Grammar schools within MATs plan ‘unlawful’, says union

Meopham School

Ministers’ grammar school plans have been dealt two blows, with lawyers arguing that a key plank of the scheme is ‘not lawful’ and plans for a comprehensive to convert scuppered by lack of parental support

The NUT teaching union has received legal advice stating that the government’s grammar school plans via multi-academy trusts (MATs) would break the law, TES can reveal.

The disclosure comes after it emerged that the first non-selective secondary to register interest in becoming a grammar – Meopham School in Kent – had decided against it after parents were split 50/50 “for” and “against”.

In September, the government published its grammar school Green Paper Schools that Work for Everyone, which included a proposal to “encourage multi-academy trusts to select within their trust”.

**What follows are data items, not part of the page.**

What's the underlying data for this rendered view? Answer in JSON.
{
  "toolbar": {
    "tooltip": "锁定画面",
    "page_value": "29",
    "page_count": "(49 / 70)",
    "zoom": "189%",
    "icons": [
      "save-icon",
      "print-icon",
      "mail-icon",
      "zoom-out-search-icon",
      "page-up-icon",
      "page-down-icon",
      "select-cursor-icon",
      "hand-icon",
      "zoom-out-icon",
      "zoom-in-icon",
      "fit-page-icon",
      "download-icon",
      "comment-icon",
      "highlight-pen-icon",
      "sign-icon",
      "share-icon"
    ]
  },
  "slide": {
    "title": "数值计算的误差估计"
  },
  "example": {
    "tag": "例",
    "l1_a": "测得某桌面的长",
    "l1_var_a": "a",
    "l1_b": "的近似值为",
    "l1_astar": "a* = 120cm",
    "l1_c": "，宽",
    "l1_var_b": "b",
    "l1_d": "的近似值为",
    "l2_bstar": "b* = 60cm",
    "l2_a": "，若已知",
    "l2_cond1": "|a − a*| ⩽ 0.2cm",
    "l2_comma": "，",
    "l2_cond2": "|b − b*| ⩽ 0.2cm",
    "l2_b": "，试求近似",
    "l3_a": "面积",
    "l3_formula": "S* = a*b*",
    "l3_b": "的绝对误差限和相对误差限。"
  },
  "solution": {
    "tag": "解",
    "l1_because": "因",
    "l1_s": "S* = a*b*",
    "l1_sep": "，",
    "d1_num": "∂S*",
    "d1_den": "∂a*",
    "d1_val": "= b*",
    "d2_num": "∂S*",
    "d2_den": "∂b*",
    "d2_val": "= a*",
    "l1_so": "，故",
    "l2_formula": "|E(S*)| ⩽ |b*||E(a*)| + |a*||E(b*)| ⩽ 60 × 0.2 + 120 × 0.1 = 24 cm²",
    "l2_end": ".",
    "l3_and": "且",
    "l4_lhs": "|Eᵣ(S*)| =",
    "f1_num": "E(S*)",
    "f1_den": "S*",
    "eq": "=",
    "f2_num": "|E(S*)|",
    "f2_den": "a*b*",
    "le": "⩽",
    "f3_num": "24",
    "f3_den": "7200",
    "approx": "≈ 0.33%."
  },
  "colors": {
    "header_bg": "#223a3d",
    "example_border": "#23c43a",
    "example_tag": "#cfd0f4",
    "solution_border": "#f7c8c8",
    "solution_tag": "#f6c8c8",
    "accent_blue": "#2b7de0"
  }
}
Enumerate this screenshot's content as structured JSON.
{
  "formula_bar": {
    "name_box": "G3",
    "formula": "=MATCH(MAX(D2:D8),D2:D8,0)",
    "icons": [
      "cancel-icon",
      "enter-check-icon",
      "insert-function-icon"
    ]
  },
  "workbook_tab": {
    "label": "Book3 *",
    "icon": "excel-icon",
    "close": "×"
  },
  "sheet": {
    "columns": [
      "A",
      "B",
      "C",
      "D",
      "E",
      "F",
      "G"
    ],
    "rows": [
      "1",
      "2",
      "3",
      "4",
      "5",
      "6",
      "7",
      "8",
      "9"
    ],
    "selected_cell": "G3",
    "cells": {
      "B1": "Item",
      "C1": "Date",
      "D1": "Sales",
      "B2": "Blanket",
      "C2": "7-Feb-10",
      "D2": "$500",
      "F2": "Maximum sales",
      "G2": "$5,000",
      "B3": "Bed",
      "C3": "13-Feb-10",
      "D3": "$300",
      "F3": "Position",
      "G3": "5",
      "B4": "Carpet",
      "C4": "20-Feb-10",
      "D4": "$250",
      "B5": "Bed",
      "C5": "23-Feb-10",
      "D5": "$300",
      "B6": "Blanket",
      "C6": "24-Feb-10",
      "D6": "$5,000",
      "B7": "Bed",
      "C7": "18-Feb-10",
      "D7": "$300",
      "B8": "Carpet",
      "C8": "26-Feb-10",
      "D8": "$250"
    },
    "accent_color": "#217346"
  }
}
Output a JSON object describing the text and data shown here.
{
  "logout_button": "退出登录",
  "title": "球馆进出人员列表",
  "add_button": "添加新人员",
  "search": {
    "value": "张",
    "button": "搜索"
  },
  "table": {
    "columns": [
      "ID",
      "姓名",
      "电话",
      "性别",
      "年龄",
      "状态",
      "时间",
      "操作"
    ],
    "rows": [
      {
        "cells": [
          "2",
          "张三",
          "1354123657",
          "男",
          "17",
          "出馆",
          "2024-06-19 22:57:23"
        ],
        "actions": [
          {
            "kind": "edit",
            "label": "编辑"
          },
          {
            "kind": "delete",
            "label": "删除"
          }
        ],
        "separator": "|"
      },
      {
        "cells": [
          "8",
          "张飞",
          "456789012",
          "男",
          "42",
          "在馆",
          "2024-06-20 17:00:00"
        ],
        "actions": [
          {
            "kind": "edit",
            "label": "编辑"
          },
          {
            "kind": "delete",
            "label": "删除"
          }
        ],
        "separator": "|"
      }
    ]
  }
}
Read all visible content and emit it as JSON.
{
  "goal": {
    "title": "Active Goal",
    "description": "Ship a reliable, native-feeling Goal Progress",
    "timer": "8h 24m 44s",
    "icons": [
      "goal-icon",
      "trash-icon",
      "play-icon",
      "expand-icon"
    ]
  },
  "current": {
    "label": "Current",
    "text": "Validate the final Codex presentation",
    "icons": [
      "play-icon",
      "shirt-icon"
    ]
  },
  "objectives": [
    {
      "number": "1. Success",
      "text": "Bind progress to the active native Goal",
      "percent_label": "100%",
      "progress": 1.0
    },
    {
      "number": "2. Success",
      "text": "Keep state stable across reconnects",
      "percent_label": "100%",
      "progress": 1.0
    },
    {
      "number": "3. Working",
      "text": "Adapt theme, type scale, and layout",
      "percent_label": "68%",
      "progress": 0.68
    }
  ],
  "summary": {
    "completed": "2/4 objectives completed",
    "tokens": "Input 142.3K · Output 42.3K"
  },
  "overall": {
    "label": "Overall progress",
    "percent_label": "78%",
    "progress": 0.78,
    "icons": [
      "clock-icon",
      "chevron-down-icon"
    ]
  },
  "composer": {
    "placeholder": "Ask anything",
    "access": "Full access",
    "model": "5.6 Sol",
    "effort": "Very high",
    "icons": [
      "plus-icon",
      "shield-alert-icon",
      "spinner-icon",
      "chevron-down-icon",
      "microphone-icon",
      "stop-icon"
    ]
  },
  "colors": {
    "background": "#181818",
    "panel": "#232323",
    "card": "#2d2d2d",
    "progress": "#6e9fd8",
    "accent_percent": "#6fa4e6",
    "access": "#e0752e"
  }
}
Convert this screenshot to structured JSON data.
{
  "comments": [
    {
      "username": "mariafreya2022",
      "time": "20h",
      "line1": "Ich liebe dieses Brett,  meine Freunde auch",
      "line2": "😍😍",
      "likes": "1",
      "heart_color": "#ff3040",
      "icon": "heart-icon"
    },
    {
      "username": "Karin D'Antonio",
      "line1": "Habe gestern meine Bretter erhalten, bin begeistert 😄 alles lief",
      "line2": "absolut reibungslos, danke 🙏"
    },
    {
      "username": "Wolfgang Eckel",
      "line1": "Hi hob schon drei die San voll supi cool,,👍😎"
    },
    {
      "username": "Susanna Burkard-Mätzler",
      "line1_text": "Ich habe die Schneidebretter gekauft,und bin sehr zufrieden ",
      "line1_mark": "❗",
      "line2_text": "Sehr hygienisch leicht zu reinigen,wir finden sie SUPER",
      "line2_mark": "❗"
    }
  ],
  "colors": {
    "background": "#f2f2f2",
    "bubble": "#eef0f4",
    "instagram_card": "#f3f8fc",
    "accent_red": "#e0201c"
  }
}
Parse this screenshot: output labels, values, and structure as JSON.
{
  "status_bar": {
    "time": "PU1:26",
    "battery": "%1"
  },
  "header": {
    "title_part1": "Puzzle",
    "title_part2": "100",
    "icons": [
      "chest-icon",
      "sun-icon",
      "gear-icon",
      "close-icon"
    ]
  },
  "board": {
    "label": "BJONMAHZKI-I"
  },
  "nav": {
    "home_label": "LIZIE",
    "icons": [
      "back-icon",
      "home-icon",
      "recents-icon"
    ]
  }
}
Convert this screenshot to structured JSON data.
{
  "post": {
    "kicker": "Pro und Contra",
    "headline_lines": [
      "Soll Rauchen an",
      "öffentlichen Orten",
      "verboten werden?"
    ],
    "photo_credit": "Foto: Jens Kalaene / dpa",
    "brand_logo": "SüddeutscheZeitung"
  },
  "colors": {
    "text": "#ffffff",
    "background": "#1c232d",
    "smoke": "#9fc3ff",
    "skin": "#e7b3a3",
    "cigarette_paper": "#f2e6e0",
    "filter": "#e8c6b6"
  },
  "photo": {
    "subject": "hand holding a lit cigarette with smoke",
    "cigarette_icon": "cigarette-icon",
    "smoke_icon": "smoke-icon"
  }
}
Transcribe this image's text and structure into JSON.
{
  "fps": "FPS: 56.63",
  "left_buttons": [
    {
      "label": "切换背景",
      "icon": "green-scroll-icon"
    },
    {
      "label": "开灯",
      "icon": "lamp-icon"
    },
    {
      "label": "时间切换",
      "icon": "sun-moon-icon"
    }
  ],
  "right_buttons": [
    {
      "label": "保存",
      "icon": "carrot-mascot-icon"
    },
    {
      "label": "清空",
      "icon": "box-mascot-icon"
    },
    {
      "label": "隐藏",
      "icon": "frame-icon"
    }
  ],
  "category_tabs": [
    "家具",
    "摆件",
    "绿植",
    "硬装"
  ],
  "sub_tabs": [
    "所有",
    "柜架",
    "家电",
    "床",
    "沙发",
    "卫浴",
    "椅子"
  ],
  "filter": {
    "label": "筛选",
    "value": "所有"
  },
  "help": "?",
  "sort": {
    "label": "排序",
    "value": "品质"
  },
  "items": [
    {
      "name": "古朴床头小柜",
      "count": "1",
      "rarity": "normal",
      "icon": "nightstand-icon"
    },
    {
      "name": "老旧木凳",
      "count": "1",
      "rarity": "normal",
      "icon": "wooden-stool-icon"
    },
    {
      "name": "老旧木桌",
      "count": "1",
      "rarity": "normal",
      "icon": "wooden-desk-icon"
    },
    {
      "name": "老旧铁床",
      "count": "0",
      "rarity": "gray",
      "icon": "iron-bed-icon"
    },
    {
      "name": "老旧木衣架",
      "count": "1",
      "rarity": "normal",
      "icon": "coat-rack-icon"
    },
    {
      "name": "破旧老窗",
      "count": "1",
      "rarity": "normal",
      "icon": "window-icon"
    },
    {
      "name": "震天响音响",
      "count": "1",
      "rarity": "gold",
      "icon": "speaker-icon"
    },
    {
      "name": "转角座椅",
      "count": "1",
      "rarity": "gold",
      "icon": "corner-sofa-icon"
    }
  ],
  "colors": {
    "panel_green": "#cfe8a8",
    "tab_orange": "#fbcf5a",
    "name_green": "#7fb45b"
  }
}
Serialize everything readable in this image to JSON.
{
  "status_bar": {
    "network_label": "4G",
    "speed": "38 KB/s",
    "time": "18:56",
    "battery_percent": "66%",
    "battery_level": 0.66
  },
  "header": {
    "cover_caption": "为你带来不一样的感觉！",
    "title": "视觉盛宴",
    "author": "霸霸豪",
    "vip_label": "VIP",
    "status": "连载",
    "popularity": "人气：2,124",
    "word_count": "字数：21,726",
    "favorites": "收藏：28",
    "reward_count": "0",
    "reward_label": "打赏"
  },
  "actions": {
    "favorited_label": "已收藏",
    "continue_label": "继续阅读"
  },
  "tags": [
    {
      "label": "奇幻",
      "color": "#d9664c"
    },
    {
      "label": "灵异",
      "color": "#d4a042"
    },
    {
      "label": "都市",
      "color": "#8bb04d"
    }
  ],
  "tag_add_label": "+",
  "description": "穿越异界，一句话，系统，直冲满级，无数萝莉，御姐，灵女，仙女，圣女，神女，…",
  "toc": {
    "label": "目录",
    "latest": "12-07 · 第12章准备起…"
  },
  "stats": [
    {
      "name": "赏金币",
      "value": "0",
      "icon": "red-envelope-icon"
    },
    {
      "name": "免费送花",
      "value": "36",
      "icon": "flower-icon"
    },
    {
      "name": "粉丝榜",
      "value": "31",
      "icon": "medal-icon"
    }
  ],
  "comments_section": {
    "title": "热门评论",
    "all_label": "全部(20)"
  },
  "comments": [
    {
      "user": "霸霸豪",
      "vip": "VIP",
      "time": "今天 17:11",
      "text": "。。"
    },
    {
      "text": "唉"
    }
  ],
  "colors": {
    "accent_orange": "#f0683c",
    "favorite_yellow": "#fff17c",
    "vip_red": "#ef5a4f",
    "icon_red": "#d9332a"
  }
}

“We will make clear that multi-academy trusts …[can] establish a single centre in which to educate their ‘most able’ pupils,” the paper states.

It says that this form of selection is permissible because pupils are identified as “most able” after being admitted to school “through a non-selective admissions process”.

However, the NUT said it had received legal advice that this was incorrect.

Kevin Courtney, the union’s general secretary, outlined its legal objections in a letter sent to education secretary Justine Greening last week, shared exclusively with TES.

“I am advised that selection within academy trusts in the manner described in the Green Paper – whether it is read as referring to admission to a specific school within the trust or to a ‘centre of excellence’ which is not itself a school – is not lawful,” Mr Courtney writes.

Asked whether the NUT would consider seeking a judicial review if the government continued on its current course, Mr Courtney said the union would “keep all options open”.

Meopham School, a non-selective secondary near Gravesend run by the Swale Academies Trust, issued a consultation in September asking whether it should offer “mixed grammar provision”.

The trust’s principal, Jon Whitcombe told TES that the consultation response “was as close to 50/50 as you could get”, so the trust had opted for a “halfway house” between its current arrangement and full selection in the form of a “grammar stream”.

A Department for Education spokeswoman said: “Streaming pupils by ability is, and has always been, allowed at all schools.

“Multi-academy trusts have always been able to pool their resources to deliver these benefits on a larger scale and across different sites within the trust, and we want to see more do this.”